News‎ > ‎Berita Internasional‎ > ‎

Ransomware Wannacry Gegerkan Masyarakat Dunia

diposting pada tanggal 20 Mei 2017 22.17 oleh Radio RDK UIN Jakarta   [ diperbarui21 Mei 2017 02.44 ]
Tampilan saat komputer terserang virus ransomeware wanncry

Sepekan lalu, teroris cyber ransomware wannacry membuat geger masyarakat dunia.

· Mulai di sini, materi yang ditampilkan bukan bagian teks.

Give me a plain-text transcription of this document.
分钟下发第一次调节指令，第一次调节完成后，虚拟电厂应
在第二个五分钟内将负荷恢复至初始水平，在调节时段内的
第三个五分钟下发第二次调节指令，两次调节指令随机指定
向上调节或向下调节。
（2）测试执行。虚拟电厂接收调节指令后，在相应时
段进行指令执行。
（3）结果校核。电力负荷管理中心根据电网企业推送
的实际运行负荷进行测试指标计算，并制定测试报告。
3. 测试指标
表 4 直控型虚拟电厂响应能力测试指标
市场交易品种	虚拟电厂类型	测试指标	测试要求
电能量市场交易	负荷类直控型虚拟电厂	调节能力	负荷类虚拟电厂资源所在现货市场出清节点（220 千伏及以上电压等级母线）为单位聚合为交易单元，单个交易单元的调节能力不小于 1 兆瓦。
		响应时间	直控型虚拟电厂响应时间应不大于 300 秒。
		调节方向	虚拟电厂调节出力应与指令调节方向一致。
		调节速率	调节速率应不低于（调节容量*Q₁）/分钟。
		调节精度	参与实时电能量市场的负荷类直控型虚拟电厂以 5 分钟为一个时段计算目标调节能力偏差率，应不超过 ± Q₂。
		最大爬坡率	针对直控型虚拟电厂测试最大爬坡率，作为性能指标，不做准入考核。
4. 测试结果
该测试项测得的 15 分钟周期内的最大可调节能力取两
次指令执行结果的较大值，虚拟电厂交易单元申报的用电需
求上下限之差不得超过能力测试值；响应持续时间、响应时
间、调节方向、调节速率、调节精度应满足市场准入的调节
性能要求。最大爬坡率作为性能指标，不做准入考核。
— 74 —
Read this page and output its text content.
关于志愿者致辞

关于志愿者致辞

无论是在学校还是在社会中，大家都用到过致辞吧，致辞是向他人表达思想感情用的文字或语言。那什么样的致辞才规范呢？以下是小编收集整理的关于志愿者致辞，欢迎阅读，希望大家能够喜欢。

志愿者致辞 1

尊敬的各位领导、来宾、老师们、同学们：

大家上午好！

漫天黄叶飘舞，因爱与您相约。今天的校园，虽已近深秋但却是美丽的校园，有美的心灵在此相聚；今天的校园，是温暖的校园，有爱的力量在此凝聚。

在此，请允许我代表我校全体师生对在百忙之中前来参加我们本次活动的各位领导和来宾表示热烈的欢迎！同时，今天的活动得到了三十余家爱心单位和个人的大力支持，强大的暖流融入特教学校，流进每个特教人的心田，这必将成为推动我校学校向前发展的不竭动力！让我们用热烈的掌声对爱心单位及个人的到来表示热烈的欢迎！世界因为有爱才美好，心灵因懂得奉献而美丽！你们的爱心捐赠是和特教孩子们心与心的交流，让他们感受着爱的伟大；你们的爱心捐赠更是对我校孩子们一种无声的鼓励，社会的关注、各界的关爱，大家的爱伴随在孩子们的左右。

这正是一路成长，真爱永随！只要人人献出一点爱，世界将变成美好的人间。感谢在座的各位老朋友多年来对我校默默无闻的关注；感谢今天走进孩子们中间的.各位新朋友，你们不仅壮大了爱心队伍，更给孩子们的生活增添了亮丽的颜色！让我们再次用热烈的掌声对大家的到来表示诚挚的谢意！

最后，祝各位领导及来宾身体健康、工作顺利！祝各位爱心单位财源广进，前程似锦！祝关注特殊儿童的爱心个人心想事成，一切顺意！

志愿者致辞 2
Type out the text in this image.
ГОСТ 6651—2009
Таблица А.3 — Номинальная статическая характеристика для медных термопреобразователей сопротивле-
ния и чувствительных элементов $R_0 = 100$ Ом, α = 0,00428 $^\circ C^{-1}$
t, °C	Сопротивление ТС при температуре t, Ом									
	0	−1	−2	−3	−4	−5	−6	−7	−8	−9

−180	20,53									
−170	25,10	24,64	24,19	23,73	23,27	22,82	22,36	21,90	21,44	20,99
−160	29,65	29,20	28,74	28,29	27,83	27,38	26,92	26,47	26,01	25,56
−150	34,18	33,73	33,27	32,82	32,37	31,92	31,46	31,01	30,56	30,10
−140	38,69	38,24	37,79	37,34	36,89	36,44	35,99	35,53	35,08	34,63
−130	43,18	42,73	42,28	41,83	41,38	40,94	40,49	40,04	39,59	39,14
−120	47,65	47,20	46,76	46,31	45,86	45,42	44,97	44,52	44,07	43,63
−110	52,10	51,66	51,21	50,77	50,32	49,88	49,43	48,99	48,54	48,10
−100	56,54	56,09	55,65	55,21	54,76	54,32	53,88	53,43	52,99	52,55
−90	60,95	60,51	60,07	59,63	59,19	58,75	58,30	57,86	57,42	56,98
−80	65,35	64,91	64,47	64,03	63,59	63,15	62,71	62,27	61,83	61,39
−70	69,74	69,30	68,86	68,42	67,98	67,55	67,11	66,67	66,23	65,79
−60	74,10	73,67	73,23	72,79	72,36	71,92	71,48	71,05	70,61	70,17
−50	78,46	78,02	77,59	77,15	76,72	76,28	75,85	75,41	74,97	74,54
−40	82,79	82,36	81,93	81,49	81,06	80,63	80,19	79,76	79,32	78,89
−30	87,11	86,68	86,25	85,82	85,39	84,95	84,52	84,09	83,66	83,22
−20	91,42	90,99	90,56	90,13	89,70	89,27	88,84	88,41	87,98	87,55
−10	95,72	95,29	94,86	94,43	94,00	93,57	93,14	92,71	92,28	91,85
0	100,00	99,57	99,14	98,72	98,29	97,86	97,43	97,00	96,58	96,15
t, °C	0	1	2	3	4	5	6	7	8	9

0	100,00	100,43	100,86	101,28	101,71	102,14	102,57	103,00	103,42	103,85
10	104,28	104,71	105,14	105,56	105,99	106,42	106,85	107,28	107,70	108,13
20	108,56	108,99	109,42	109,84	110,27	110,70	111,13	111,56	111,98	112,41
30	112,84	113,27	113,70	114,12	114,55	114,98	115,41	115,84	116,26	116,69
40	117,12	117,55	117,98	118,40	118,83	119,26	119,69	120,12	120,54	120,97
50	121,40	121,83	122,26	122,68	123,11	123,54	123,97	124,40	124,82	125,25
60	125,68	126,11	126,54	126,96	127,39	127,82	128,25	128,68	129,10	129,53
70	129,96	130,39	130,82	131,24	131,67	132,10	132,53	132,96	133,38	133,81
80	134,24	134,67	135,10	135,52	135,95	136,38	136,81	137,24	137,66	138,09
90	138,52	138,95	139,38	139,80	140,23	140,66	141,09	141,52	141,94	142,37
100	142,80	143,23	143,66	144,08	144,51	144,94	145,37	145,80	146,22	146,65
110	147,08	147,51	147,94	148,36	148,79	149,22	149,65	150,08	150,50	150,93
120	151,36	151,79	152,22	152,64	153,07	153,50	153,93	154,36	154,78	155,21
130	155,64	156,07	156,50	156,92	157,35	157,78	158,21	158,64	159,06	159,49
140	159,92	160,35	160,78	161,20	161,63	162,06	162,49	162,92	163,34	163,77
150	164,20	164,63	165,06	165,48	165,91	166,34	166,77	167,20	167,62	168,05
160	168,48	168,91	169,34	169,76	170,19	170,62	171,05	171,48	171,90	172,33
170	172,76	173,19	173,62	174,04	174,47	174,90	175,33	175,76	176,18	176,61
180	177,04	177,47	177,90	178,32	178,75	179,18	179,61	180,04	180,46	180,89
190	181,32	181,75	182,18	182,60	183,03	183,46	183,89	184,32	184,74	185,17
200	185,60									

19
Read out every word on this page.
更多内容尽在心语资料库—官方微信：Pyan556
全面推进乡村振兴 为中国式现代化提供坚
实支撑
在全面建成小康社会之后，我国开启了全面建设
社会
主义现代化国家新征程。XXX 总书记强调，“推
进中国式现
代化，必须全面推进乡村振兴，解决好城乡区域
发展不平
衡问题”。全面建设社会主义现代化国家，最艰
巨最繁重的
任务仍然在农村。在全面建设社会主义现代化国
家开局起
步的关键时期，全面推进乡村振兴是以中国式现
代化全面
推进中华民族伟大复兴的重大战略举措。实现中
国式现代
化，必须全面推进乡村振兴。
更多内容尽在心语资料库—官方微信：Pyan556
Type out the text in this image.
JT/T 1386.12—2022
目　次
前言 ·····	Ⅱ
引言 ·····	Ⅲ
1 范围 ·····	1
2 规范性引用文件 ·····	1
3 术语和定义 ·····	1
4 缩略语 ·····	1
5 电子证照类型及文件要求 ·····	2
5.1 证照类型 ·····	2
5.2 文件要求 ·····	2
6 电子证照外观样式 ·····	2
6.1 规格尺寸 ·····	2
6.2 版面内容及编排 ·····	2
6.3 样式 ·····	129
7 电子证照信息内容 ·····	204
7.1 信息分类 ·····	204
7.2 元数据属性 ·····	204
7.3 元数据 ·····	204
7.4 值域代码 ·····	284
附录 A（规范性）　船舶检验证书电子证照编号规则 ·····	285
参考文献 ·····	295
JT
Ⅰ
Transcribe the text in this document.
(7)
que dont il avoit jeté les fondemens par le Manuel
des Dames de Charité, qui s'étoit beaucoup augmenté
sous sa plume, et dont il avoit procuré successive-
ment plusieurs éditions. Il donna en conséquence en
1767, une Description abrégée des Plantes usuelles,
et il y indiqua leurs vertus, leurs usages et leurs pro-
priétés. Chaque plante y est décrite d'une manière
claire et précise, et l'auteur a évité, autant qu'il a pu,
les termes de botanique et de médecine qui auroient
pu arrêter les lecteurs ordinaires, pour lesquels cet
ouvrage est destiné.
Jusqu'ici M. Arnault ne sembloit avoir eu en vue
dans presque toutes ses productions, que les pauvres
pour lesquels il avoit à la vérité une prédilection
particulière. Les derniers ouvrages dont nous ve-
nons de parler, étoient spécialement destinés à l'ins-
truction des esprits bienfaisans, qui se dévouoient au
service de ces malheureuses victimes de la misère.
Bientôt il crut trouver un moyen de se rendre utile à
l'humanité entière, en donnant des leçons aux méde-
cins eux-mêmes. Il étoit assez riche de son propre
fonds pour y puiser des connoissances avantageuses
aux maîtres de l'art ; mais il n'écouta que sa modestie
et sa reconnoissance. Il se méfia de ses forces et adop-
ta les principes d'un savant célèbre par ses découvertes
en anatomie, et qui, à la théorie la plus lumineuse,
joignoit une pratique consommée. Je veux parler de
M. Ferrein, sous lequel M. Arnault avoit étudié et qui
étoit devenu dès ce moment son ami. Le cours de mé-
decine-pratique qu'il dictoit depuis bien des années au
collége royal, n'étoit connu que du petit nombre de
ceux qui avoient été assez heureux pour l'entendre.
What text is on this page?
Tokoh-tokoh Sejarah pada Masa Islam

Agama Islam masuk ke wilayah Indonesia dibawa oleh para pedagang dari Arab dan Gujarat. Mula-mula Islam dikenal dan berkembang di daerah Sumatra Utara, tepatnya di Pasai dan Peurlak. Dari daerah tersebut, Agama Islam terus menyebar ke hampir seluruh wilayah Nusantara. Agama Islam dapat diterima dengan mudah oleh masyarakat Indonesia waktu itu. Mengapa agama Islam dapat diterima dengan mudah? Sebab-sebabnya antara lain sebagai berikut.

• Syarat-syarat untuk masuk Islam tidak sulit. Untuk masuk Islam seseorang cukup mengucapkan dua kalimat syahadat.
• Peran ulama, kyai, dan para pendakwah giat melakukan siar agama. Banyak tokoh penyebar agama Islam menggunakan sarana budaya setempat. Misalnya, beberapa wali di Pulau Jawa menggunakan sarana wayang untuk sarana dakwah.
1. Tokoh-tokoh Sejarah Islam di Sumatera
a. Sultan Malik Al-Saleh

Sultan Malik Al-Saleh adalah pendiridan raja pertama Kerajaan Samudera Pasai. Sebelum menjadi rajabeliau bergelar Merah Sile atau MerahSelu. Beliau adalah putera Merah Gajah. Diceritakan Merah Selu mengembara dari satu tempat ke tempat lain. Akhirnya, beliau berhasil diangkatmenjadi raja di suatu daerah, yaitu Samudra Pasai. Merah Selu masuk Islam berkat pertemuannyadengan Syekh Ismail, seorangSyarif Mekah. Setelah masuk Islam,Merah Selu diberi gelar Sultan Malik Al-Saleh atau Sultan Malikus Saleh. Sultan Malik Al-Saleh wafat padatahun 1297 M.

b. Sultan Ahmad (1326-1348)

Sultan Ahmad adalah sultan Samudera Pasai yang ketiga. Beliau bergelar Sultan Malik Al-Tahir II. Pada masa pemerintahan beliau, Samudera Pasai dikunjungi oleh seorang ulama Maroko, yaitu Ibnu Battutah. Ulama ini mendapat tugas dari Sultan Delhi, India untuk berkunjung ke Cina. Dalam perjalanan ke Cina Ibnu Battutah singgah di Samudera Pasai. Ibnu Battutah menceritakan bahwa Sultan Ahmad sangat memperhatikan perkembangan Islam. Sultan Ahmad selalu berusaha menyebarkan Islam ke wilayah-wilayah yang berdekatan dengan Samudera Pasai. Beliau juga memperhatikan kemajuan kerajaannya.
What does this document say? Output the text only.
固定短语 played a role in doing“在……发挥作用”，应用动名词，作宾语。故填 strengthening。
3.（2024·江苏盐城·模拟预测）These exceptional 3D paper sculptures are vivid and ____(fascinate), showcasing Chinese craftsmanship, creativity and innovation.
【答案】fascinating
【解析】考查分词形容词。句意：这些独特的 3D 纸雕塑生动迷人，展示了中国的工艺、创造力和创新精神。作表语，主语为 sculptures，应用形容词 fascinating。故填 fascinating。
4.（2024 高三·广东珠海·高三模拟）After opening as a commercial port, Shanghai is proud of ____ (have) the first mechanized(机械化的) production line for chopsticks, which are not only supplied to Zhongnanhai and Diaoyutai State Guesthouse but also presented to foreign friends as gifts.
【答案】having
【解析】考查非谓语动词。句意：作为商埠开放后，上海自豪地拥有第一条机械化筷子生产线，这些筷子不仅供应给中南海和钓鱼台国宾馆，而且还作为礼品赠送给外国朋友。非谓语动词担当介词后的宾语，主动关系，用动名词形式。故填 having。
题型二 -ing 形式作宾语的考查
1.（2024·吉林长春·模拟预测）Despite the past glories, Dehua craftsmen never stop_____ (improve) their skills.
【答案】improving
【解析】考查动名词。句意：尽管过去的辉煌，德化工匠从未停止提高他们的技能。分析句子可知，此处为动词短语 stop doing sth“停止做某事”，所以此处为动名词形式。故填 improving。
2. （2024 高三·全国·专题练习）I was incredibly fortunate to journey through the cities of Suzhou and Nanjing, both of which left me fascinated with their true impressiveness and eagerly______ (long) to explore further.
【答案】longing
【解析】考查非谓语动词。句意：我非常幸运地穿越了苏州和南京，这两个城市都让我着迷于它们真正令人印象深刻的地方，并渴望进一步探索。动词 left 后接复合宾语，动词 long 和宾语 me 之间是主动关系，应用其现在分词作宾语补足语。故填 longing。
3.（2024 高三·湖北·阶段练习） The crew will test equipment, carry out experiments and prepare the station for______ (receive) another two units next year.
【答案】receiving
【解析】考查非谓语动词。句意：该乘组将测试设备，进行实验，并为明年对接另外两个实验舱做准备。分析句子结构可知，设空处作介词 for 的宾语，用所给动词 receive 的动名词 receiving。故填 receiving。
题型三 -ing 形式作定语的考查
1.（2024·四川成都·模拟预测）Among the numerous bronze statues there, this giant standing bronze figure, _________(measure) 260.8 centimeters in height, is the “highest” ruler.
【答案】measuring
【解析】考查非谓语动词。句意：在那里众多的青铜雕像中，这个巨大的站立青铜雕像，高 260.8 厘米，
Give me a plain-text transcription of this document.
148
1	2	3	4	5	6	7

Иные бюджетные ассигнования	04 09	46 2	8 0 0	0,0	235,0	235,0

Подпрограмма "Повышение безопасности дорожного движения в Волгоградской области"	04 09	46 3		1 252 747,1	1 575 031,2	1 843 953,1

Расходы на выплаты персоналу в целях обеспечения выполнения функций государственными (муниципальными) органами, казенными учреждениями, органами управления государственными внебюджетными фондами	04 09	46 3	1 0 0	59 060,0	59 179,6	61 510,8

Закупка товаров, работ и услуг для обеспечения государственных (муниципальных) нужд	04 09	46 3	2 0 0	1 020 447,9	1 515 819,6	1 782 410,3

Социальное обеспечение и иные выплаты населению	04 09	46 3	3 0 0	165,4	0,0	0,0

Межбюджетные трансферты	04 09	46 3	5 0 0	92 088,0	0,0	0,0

Virus yang akan meng-encrypted file pada komputer sehingga tidak dapat dibuka sebelum korban mengirimkan sejumlah tebusan dalam mata uang internet bitcoin ini menyerang critical resource atau sumber daya yang penting. Dilansir dari Jawapos.com, lebih dari 115 negara dibuat pontang-panting oleh serangan virus ini. Kasus di Indonesia, sistem Rumah Sakit Dharmais dan Harapan Kita dikabarkan terserang virus wannacry, namun dipastikan hanya Rumah Sakit Dharmais yang positif terserang.

Melansir dari Voaindonesia.com, sekelompok peretas diyakini mencuri program Badan Keamanan Nasional Amerika April lalu dan menyebarkannya untuk meminta tebusan data pengguna di seluruh dunia demi meraup keuntungan. Rusia merupakan negara yang paling banyak diserang. Fakta menunjukkan, dalam beberapa jam lebih dari 75 ribu komputer dari berbagai negara mengaku terjangkit virus ransomware wannacry. Sebagai bentuk antisipasi bertambahnya korban, Kementerian Komunikasi dan Informatika Republik Indonesia mengirimkan pesan singkat kepada hampir seluruh penduduk Indonesia untuk membackup data dan menonaktifkan koneksi LAN dan hotspot pada Senin (15/5) pagi.

Seorang programmer, Syafrizad Riano Putra menanggapi perihal teror virus ransomware wannacry yang meresahkan masyarakat dunia. Rizad menuturkan, ransomware ini menyerang file sehingga tidak dapat dibuka oleh pemilik asli sebelum melakukan transaksi guna menebus kode tertentu yang dapat memperbaiki file seperti semula. Menurut Rizad, penyebaran virus ransomware wannacry dan sejenisnya dapat terjadi lewat penggunaan hotspot umum atau kurang kehati-hatian dalam mengakses link-link tertentu di internet. Ia berpesan agar masyarakat tetap tenang dan mengakses kembali internet seperti biasa, namun tetap berhati-hati dalam mengakses website tertentu dan melakukan backup data ke device eksternal untuk mencegah terjadinya kehilangan data.

Mahasiswa Fakultas Sains dan Teknologi (FST) Sistem Informasi semester dua, Devika Putri Utami mengungkapkan bahwa ransomware adalah salah satu jenis malware yang menyerang file computer. Meski dijanjikan akan dikembalikan keadaan file seperti semula oleh peretas setelah membayar sejumlah tebusan, dalam kasusnya seringkali korban hanya menelan harapan kosong belaka.

Wannacry ini rawan menyerang windows lama seperti windows xp yang memang sudah tidak mendapat perlindungan. Sebagai mahasiswa yang selalu mengakses internet setiap harinya, kita dapat menjadi lebih aware terhadap kondisi perangkat komputer dan teknologi yang kita miliki. Salah satu caranya adalah dengan rajin melakukan update terhadap anti virus yang melindungi perangkat komputer kita,” jelas Devika.